Sure enough, she was able to get the second tooth perfectly stable without breaking anything, and a whir later and she'd made a neat hole straight through it. She pulled the tooth out of the vice and held it up, examining it closely. Maybe she should be drilling long ways, instead of from side to side.
"Hey Finn," she asked. He had been pretty focused on organizing the teeth. The incisors and molars were each in separate piles, and he'd already put the canines in a row, ranked by size. "What do you think about everyone?"
"Who?" Finn looked up, blinking as he broke his concentration.
"Everyone we've met this summer," explained Sarah as she set another tooth in the vice, this time held so she could drill it from top to bottom. "People who can use the fog?"
"It's pretty awesome, isn't it?" Finn was grinning at Sarah. "I spent the day yesterday with Beck and Taylor.

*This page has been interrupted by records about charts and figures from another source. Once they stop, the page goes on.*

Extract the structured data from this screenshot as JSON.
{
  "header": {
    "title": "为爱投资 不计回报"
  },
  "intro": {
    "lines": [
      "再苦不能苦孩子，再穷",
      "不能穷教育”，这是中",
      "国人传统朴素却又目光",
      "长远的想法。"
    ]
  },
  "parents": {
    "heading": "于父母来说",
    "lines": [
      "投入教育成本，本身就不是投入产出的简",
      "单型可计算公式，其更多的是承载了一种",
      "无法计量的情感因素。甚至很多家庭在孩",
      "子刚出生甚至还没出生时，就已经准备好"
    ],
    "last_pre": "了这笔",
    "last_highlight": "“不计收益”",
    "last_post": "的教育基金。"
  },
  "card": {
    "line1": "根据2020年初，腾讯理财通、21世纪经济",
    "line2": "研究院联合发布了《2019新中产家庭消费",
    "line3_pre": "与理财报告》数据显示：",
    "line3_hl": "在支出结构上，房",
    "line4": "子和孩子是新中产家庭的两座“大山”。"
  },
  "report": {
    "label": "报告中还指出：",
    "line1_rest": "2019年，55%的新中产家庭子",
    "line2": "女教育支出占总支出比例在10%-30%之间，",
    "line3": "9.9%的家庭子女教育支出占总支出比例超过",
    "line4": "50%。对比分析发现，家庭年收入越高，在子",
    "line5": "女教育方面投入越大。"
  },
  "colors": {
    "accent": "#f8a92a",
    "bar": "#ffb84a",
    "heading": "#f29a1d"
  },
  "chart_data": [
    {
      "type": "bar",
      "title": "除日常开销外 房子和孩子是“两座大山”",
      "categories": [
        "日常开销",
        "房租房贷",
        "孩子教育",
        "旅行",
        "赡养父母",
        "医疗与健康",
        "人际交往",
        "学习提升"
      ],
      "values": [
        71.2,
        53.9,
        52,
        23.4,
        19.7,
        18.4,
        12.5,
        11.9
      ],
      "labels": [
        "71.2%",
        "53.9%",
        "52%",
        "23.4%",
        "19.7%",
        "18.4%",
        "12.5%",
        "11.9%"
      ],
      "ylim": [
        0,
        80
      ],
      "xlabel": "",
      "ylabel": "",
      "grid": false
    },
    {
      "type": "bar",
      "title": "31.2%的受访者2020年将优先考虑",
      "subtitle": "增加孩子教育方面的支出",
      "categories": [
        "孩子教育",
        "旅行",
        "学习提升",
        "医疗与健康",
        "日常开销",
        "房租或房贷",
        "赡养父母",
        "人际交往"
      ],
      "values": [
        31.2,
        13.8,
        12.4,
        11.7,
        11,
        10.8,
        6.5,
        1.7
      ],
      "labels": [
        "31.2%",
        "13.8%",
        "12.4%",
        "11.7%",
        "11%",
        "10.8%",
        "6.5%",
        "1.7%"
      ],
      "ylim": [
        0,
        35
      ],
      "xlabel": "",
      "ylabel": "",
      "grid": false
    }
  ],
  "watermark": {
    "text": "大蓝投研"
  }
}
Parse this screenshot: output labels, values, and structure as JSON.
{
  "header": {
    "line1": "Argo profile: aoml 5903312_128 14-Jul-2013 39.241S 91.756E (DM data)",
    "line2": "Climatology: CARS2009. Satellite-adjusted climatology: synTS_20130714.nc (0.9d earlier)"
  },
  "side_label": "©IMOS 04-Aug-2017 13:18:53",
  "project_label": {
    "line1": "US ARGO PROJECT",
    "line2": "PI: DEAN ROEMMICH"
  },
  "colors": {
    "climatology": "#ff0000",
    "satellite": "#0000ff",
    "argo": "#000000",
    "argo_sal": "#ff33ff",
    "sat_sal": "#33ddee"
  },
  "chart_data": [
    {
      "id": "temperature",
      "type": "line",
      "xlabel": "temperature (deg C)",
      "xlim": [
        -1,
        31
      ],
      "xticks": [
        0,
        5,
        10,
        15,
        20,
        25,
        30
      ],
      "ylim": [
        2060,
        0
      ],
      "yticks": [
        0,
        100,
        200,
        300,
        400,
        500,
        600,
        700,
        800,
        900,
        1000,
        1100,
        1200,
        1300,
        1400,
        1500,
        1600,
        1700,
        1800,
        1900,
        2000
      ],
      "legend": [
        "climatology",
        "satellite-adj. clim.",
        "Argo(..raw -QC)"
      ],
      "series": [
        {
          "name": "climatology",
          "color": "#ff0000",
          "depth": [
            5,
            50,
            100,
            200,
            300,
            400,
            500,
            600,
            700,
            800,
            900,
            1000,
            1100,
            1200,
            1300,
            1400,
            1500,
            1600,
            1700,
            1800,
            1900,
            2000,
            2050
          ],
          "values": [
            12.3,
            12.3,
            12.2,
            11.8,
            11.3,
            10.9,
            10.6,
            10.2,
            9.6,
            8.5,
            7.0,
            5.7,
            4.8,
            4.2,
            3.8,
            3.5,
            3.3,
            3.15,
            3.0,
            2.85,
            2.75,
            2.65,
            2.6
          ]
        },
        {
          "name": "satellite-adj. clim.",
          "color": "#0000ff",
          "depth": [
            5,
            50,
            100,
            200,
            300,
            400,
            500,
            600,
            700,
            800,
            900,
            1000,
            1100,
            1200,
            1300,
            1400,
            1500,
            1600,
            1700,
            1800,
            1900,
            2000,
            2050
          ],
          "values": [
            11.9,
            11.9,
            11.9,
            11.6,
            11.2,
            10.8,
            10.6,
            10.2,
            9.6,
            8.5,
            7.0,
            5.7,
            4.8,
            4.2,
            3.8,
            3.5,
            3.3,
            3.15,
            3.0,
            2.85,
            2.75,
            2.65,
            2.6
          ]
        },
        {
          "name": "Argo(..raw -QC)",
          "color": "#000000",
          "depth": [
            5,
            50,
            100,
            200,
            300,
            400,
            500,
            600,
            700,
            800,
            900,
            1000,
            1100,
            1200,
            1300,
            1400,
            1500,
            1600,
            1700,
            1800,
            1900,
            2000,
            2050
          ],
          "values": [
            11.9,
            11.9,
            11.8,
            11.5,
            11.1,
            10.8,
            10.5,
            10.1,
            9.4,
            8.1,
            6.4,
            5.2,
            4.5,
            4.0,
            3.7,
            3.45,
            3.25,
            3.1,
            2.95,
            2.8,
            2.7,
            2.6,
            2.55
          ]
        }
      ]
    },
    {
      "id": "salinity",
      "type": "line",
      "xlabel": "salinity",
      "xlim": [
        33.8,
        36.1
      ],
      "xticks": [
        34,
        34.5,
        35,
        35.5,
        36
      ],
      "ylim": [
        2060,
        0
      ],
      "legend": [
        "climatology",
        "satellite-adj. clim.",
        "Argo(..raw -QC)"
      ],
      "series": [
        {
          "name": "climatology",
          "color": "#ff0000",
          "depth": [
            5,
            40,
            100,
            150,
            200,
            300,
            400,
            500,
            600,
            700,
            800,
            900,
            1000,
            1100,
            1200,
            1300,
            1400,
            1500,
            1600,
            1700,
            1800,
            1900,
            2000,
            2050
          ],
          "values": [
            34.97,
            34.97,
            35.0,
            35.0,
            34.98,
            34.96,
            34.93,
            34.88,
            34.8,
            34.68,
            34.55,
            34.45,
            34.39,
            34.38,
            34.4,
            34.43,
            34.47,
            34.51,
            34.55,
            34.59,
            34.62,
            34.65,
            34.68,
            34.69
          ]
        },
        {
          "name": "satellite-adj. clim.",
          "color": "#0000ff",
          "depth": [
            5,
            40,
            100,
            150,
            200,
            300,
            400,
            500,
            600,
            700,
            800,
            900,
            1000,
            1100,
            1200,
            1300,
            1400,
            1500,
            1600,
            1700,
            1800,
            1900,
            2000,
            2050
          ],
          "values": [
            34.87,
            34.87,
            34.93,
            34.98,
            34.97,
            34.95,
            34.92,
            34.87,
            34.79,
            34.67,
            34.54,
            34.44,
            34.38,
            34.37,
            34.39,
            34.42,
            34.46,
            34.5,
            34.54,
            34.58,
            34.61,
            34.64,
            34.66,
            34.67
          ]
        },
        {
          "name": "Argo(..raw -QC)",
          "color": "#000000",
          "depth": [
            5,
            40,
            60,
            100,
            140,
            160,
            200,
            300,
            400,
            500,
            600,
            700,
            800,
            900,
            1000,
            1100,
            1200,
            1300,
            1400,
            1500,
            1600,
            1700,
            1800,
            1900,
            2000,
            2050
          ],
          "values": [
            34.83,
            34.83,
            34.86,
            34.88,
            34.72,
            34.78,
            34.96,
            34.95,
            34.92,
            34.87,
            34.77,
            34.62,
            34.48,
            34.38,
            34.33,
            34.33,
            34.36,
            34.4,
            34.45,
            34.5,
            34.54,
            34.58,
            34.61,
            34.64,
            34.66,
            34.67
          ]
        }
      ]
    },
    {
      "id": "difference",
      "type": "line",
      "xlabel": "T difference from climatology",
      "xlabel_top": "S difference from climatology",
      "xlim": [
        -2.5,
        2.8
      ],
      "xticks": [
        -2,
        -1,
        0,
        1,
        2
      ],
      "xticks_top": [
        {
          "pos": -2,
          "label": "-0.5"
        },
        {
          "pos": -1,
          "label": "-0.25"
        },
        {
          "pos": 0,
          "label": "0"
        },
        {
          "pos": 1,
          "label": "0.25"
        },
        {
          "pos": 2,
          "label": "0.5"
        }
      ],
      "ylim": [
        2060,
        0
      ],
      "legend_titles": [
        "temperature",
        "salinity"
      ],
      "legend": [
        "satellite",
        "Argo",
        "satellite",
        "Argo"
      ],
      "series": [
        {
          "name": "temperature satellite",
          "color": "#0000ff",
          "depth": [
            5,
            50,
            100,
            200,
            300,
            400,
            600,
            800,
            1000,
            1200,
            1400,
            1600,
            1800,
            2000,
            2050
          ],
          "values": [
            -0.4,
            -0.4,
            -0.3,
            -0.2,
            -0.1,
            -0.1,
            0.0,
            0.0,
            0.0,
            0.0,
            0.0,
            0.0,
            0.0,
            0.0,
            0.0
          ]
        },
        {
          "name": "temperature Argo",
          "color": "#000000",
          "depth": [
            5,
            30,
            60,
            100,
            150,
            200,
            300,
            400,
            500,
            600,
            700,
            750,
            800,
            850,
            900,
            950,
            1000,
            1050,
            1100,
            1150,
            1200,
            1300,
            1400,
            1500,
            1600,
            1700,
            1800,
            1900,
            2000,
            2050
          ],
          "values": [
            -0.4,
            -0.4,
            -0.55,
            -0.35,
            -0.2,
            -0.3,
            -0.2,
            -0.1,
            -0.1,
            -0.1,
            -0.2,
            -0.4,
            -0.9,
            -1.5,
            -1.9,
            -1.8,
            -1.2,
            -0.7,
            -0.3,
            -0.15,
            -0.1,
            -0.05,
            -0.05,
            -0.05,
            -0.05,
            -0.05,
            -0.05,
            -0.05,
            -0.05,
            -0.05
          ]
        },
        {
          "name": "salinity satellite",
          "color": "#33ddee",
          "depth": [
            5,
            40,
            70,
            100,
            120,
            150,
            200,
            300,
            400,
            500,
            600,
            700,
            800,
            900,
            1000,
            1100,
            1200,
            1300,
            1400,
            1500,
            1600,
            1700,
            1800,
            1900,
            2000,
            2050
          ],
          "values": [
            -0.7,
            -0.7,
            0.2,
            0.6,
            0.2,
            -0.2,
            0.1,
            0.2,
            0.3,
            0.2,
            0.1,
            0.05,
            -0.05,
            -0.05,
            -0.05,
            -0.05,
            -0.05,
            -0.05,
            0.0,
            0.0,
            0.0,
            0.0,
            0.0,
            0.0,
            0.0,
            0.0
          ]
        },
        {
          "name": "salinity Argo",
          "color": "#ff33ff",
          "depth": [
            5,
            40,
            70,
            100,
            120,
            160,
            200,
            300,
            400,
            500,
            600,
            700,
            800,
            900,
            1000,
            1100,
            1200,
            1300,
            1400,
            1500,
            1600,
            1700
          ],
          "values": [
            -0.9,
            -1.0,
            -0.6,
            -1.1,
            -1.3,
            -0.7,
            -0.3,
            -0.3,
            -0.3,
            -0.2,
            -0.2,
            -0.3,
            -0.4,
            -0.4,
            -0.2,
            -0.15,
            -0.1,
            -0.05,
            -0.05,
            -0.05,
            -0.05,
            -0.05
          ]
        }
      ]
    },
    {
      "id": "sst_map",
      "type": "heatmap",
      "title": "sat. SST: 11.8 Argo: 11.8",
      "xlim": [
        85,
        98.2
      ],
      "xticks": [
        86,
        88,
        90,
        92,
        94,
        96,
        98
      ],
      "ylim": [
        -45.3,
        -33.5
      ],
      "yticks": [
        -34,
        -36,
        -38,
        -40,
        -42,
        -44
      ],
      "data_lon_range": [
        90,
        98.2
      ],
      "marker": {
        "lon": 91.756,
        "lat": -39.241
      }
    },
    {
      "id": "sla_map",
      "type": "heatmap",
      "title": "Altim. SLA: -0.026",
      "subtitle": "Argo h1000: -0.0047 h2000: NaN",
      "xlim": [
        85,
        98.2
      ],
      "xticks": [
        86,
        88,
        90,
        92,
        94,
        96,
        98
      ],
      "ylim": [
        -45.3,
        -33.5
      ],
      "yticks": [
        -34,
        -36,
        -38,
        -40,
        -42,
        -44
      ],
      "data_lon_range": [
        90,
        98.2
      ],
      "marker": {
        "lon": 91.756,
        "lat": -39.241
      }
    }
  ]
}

We mostly played football, and ran routes, Beck's got great hands, even if his parents wanted him to play soccer. And Taylor showed me this funky spiral thing she makes with her spirit that will actually freeze things. Like literally coat them with ice. We think that if we tweak it we can make a straight-up air conditioner."
Sarah put a hole through the second tooth. She said, "But aren't you worried? Or bothered? It's not just the three of us, there's more than ten now. And there's got to be more, doesn't there?"
"Sure there's going to be more," said Finn. "It's exciting, to meet more people. Just think, this time next year there'll be hundreds, or maybe thousands of us."
"Exactly, Finn," she said. She took the tooth out of the vice and looked around. She spotted an old mug on a shelf that usually rinsed out watercolor brushes, and dropped the tooth in with a clatter. She sat back down, not facing Finn, and said, "And what makes you so sure they'll all be as happy to be on your team as you are to be on theirs? Not to mention keeping secrets. I really don't want anyone to know about me, and that means they can't know about you, or Alexa, or anybody."
Finn turned and reached an arm around Sarah, "Hey, hey, it's fine. Everyone has had bad experiences talking about the fog, no one wants to go public or anything."
He squeezed her once and let her go, then he said, "But maybe you're right. It can't be a good idea to just let things go all it needs is some organization, some rules."
"Yes," said Sarah. Something unknotted in her stomach as he finally understood her point, and she felt herself breathing more easily as she drilled a hole through yet another tooth.
"But then that's tricky, because if we've got an organization and rules, then we need someone in charge too." He had been talking quietly, almost to himself, but then he spun suddenly, pointing at Sarah, and he almost shouted, "You should be in charge!"
Of course, he sabotaged his own declaration as his outstretched finger caught the edge of the bowl, sending the loose teeth spraying throughout the garage.